A manipulação de imagem nas redes sociais e seus malefícios à saúde mental
Enviada em 24/11/2020
“Desde o momento em que nascemos, o mundo tende a ter um recipiente já construído construído para cabermos. Pergunto-me se nos reconheceríamos se pudéssemos nos expandir além dos nossos corpos”. Essa frase foi enunciada pelo artista plástico Paige Bradley e ela retrata muito bem um problema que sempre foi pauta de discussão dentro do que entende-se como sociedade. Contudo, a falta de identidade retratada por Bradley da espaço para uma ditadura da beleza que tem ganhado uma força expressiva nos últimos tempos. Em razão da manipulação de imagens nas redes sociais, a saúde mental dos usuários é amplamente prejudicada. Ademais, também é fato que a cultura de exaltação por um padrão estético acaba por fortalecer o racismo estrutural.
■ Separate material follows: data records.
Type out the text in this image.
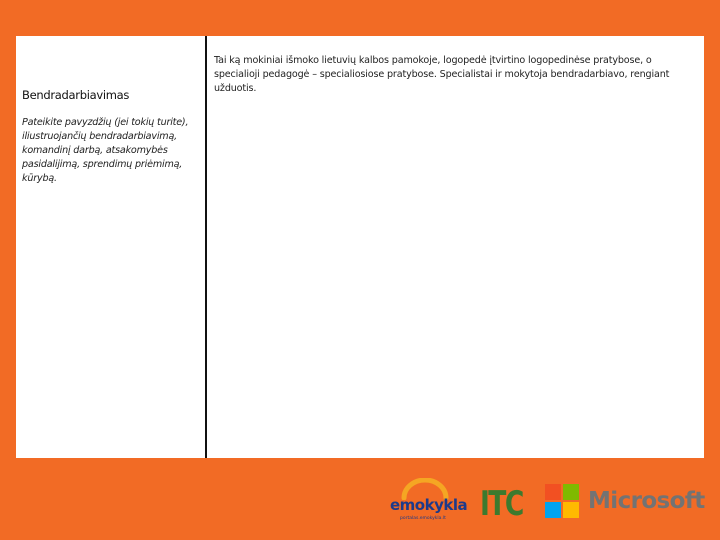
Bendradarbiavimas
Pateikite pavyzdžių (jei tokių turite), iliustruojančių bendradarbiavimą, komandinį darbą, atsakomybės pasidalijimą, sprendimų priėmimą, kūrybą.
Tai ką mokiniai išmoko lietuvių kalbos pamokoje, logopedė įtvirtino logopedinėse pratybose, o specialioji pedagogė – specialiosiose pratybose. Specialistai ir mokytoja bendradarbiavo, rengiant užduotis.
emokykla
portalas.emokykla.lt ITC	Microsoft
Antes de tudo, é importante entender como a busca por um padrão de beleza vai na contramão da manutenção de uma mente saudável. Uma vez que características físicas são premissa de sociabilidade dentro do contexto discutido, o senso de pertencimento necessário para o bem estar do ser humano não será fomentado. Dessa forma, é estabelecida uma relação direta entre a manipulação de imagens como forma de disseminação de um padrão estético e a toxicidade desse padrão para quem não se sente parte dele.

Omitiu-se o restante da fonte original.